Protein interactions in the murine cytomegalovirus capsid revealed by cryoEM.
10.1007/s13238-013-3060-7
- Author:
Wong H HUI
1
;
Qiyi TANG
;
Hongrong LIU
;
Ivo ATANASOV
;
Fenyong LIU
;
Hua ZHU
;
Z Hong ZHOU
Author Information
1. The California NanoSystems Institute (CNSI), University of California, Los Angeles (UCLA), Los Angeles, CA, 90095, USA.

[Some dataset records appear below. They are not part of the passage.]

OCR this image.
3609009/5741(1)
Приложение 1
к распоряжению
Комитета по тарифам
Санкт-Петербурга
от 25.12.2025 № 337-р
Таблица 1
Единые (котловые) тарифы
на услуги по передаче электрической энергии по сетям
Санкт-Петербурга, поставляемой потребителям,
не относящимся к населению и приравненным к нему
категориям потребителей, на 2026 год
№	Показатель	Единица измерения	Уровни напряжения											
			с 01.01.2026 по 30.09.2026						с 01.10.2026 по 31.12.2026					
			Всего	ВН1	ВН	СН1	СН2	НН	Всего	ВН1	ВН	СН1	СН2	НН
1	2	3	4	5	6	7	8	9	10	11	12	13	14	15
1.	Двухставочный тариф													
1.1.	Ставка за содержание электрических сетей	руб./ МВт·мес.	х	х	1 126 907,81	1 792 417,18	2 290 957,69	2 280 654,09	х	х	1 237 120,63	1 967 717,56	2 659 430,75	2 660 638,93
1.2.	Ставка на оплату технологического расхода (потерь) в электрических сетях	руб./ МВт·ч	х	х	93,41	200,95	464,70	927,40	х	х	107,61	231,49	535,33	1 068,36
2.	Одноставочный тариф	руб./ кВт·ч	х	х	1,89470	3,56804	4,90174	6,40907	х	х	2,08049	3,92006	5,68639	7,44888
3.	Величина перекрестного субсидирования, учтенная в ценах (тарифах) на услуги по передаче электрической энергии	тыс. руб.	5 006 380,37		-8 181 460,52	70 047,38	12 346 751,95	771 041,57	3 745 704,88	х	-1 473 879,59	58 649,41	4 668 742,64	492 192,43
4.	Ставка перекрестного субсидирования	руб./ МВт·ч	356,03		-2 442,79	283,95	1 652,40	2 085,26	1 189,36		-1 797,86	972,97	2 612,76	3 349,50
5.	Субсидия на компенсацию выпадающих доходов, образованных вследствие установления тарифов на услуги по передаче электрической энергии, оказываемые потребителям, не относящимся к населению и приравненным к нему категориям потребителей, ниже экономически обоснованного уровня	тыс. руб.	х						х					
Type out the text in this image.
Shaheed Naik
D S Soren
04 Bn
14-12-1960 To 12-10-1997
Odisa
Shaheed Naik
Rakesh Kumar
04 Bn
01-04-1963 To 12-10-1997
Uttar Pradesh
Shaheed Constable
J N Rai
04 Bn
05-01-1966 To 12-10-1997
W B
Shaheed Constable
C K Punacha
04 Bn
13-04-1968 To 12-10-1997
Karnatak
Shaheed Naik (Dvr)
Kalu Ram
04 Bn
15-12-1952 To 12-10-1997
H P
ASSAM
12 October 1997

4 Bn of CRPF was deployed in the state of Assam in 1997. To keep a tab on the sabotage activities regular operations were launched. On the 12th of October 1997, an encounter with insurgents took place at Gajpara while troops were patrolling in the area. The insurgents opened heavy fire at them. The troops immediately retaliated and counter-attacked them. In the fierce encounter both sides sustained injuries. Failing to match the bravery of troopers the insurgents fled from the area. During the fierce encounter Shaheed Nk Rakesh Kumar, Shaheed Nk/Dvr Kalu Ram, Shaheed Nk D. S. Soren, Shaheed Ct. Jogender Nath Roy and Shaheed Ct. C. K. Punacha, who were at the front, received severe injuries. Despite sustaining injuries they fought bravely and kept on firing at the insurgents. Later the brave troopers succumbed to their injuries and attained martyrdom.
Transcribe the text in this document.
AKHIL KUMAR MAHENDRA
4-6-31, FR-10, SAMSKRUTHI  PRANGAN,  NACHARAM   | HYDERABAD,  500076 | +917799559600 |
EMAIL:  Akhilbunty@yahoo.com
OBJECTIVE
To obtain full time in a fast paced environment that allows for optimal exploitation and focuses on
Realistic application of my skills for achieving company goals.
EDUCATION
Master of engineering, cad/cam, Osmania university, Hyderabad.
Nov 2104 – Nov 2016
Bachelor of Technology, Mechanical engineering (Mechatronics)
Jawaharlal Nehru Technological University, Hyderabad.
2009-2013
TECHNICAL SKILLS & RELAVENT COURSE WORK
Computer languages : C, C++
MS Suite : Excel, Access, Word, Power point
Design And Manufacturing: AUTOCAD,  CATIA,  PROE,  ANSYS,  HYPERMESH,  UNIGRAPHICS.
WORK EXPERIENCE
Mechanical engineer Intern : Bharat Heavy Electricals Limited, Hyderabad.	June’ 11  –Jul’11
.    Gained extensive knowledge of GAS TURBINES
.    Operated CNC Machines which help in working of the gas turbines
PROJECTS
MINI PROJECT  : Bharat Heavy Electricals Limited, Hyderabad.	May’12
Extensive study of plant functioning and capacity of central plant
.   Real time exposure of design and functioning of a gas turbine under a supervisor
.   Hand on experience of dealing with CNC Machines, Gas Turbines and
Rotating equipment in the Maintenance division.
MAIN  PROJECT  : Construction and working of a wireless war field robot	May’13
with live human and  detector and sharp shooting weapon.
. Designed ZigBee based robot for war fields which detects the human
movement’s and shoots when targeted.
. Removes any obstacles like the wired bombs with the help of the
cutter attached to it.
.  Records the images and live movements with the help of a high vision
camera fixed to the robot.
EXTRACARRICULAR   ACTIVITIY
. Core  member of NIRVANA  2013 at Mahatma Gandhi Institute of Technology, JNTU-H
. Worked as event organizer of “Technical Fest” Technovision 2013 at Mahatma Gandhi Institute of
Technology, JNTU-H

- Publication Type:Journal Article
- MeSH:
Amino Acid Sequence;
Capsid Proteins;
chemistry;
metabolism;
ultrastructure;
Cryoelectron Microscopy;
Models, Molecular;
Molecular Sequence Data;
Muromegalovirus;
chemistry;
ultrastructure;
Protein Binding;
Protein Multimerization;
Protein Structure, Quaternary;
Protein Structure, Tertiary
- From:
Protein & Cell
2013;4(11):833-845
- CountryChina
- Language:English
-
Abstract:
Cytomegalovirus (CMV) is distinct among members of the Herpesviridae family for having the largest dsDNA genome (230 kb). Packaging of large dsDNA genome is known to give rise to a highly pressurized viral capsid, but molecular interactions conducive to the formation of CMV capsid resistant to pressurization have not been described. Here, we report a cryo electron microscopy (cryoEM) structure of the murine cytomegalovirus (MCMV) capsid at a 9.1 Å resolution and describe the molecular interactions among the ∼3000 protein molecules in the MCMV capsid at the secondary structure level. Secondary structural elements are resolved to provide landmarks for correlating with results from sequence-based prediction and for structure-based homology modeling. The major capsid protein (MCP) upper domain (MCPud) contains α-helices and β-sheets conserved with those in MCPud of herpes simplex virus type 1 (HSV-1), with the largest differences identified as a "saddle loop" region, located at the tip of MCPud and involved in interaction with the smallest capsid protein (SCP). Interactions among the bacteriophage HK97-like floor domain of MCP, the middle domain of MCP, the hook and clamp domains of the triplex proteins (hoop and clamp domains of TRI-1 and clamp domain of TRI-2) contribute to the formation of a mature capsid. These results offer a framework for understanding how cytomegalovirus uses various secondary structural elements of its capsid proteins to build a robust capsid for packaging its large dsDNA genome inside and for attaching unique functional tegument proteins outside.